Het is niet voor het eerst dat Bunt zich waagt aan sierteeltgewassen. In 2002, 2003 heeft hij getracht brassica en zonnebloemen te telen. Dit bleek geen goede combi met pruimen. De oogst van beide gewassen valt grotendeels in de zomer, evenals die van pruimen. En met brassica moest Bunt zich begeven op een onbekende marktplaats: de veiling. „Al met al te veel aspecten waar ik geen kaas van had gegeten, zodat de nieuwe teelten niet de volledige aandacht kregen. En ik ben niet iemand die dingen graag half doet”, verklaart Bunt.
Vermarkten
Nu Bunt de teelt aardig onder de knie begint te krijgen, vindt hij het tijd worden zich te verdiepen in de verschillende afzetkanalen. Nu zet hij nog alles af via een groothandelaar. Is het echter zinvol toch ook een gedeelte voor de klok te brengen? „Wat betreft de focus op het vermarkten van producten, kan een fruitteler weer leren van een sierteler”, redeneert Bunt.
Gezond maken en houden
Een sport van Bunt in al zijn teelten is het gewas gezond maken, en nog moeilijker daarna gezond houden. Beginnend met een goede grondstructuur creëren. Maar ook kennis vergaren over waterhuishouding, voeding en gewasbescherming.

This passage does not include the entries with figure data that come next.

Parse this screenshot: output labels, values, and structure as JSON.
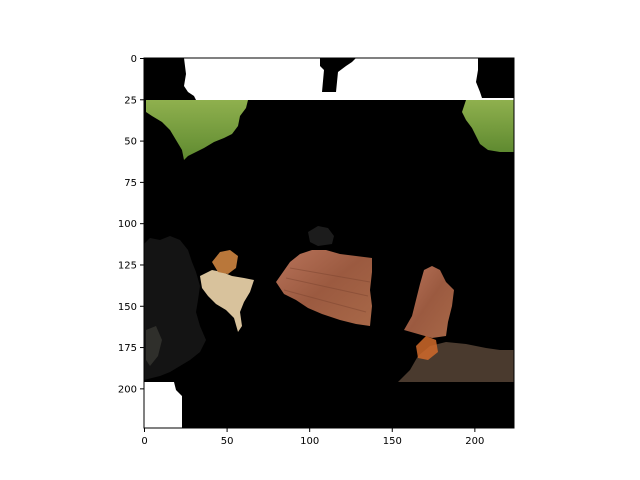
{
  "figure": {
    "image_description": "masked image with patches of grass, a dark animal, a small animal, wooden planks",
    "x_ticks": [
      "0",
      "50",
      "100",
      "150",
      "200"
    ],
    "y_ticks": [
      "0",
      "25",
      "50",
      "75",
      "100",
      "125",
      "150",
      "175",
      "200"
    ],
    "x_tick_values": [
      0,
      50,
      100,
      150,
      200
    ],
    "y_tick_values": [
      0,
      25,
      50,
      75,
      100,
      125,
      150,
      175,
      200
    ],
    "data_extent": {
      "x": [
        0,
        224
      ],
      "y": [
        0,
        224
      ]
    },
    "colors": {
      "mask": "#000000",
      "background": "#ffffff",
      "grass": "#6f9a3a",
      "wood": "#a05a3a",
      "fur_dark": "#1a1a1a",
      "fur_light": "#d9c4a0"
    }
  }
}
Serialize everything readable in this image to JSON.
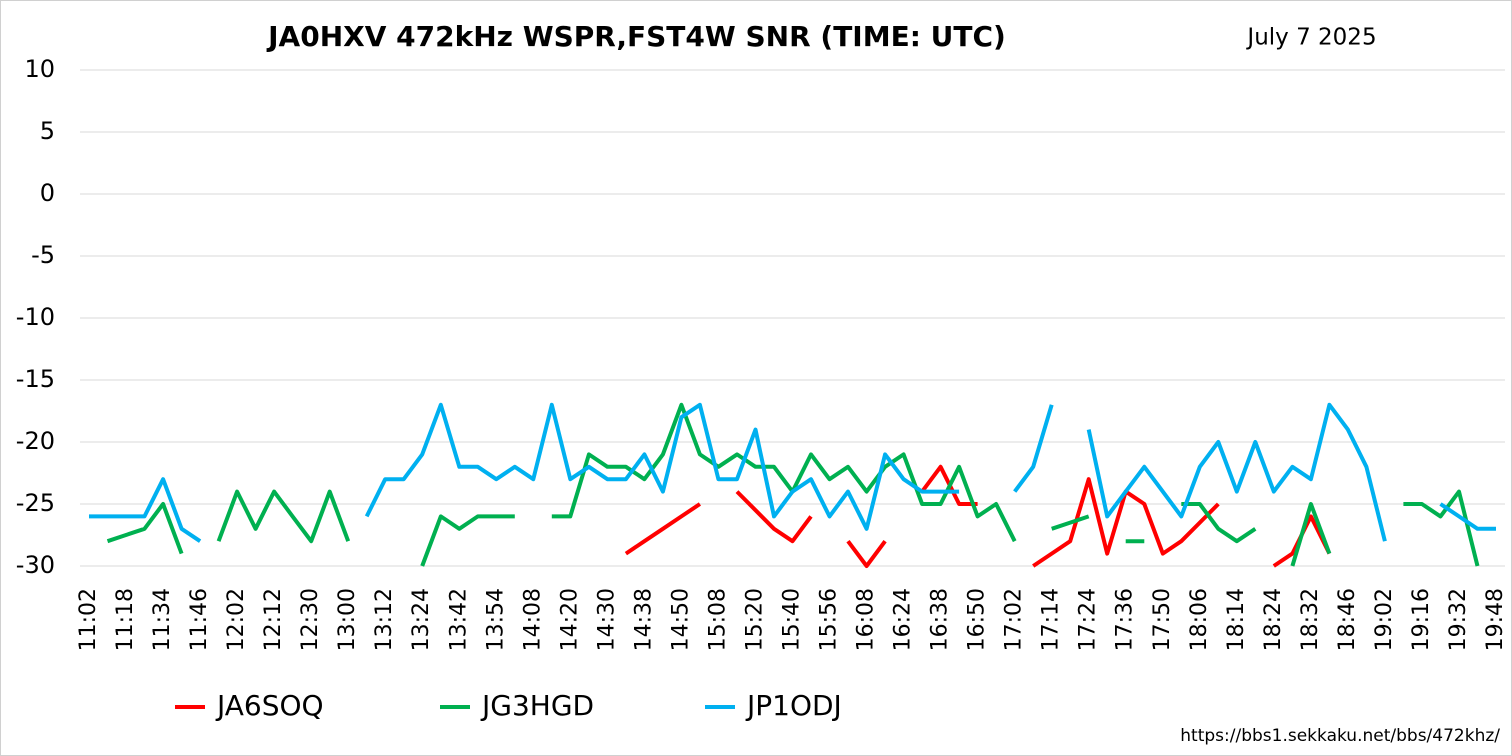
{
  "chart_data": {
    "type": "line",
    "title": "JA0HXV 472kHz WSPR,FST4W SNR (TIME: UTC)",
    "annotations": [
      "July 7 2025",
      "https://bbs1.sekkaku.net/bbs/472khz/"
    ],
    "categories": [
      "11:02",
      null,
      "11:18",
      null,
      "11:34",
      null,
      "11:46",
      null,
      "12:02",
      null,
      "12:12",
      null,
      "12:30",
      null,
      "13:00",
      null,
      "13:12",
      null,
      "13:24",
      null,
      "13:42",
      null,
      "13:54",
      null,
      "14:08",
      null,
      "14:20",
      null,
      "14:30",
      null,
      "14:38",
      null,
      "14:50",
      null,
      "15:08",
      null,
      "15:20",
      null,
      "15:40",
      null,
      "15:56",
      null,
      "16:08",
      null,
      "16:24",
      null,
      "16:38",
      null,
      "16:50",
      null,
      "17:02",
      null,
      "17:14",
      null,
      "17:24",
      null,
      "17:36",
      null,
      "17:50",
      null,
      "18:06",
      null,
      "18:14",
      null,
      "18:24",
      null,
      "18:32",
      null,
      "18:46",
      null,
      "19:02",
      null,
      "19:16",
      null,
      "19:32",
      null,
      "19:48"
    ],
    "series": [
      {
        "name": "JA6SOQ",
        "color": "#ff0000",
        "values": [
          null,
          null,
          null,
          null,
          null,
          null,
          null,
          null,
          null,
          null,
          null,
          null,
          null,
          null,
          null,
          null,
          null,
          null,
          null,
          null,
          null,
          null,
          null,
          null,
          null,
          null,
          null,
          null,
          null,
          -29,
          -28,
          -27,
          -26,
          -25,
          null,
          -24,
          -25.5,
          -27,
          -28,
          -26,
          null,
          -28,
          -30,
          -28,
          null,
          -24,
          -22,
          -25,
          -25,
          null,
          null,
          -30,
          -29,
          -28,
          -23,
          -29,
          -24,
          -25,
          -29,
          -28,
          -26.5,
          -25,
          null,
          null,
          -30,
          -29,
          -26,
          -29,
          null,
          null,
          null,
          null,
          null,
          null,
          null,
          null,
          null
        ]
      },
      {
        "name": "JG3HGD",
        "color": "#00b050",
        "values": [
          null,
          -28,
          -27.5,
          -27,
          -25,
          -29,
          null,
          -28,
          -24,
          -27,
          -24,
          -26,
          -28,
          -24,
          -28,
          null,
          null,
          null,
          -30,
          -26,
          -27,
          -26,
          -26,
          -26,
          null,
          -26,
          -26,
          -21,
          -22,
          -22,
          -23,
          -21,
          -17,
          -21,
          -22,
          -21,
          -22,
          -22,
          -24,
          -21,
          -23,
          -22,
          -24,
          -22,
          -21,
          -25,
          -25,
          -22,
          -26,
          -25,
          -28,
          null,
          -27,
          -26.5,
          -26,
          null,
          -28,
          -28,
          null,
          -25,
          -25,
          -27,
          -28,
          -27,
          null,
          -30,
          -25,
          -29,
          null,
          null,
          null,
          -25,
          -25,
          -26,
          -24,
          -30,
          null
        ]
      },
      {
        "name": "JP1ODJ",
        "color": "#00b0f0",
        "values": [
          -26,
          -26,
          -26,
          -26,
          -23,
          -27,
          -28,
          null,
          null,
          null,
          null,
          null,
          null,
          null,
          null,
          -26,
          -23,
          -23,
          -21,
          -17,
          -22,
          -22,
          -23,
          -22,
          -23,
          -17,
          -23,
          -22,
          -23,
          -23,
          -21,
          -24,
          -18,
          -17,
          -23,
          -23,
          -19,
          -26,
          -24,
          -23,
          -26,
          -24,
          -27,
          -21,
          -23,
          -24,
          -24,
          -24,
          null,
          null,
          -24,
          -22,
          -17,
          null,
          -19,
          -26,
          -24,
          -22,
          -24,
          -26,
          -22,
          -20,
          -24,
          -20,
          -24,
          -22,
          -23,
          -17,
          -19,
          -22,
          -28,
          null,
          null,
          -25,
          -26,
          -27,
          -27
        ]
      }
    ],
    "ylim": [
      -30,
      10
    ],
    "yticks": [
      -30,
      -25,
      -20,
      -15,
      -10,
      -5,
      0,
      5,
      10
    ],
    "grid": true
  }
}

Vandaar dat Bunt proeven doet bij collega’s. En bewust bij telers met bedekte pioenteelt. „Bij hen is het meeste te leren, omdat zij hun teelt optimaliseren voor een oogst van zeg 30 stengels per vierkante meter. Buitentelers zijn vaak al tevreden bij 10 stengels per vierkante meter”, licht de pioenkweker toe.
Bunt doet onder meer knoponderzoek. Bij jonge knoppen brengt hij gekleurde linten aan, zodat hij achteraf weet welke knop zich heeft ontwikkeld tot de zwaarste en mooiste bloem. De planten graaft hij vervolgens uit om te analyseren.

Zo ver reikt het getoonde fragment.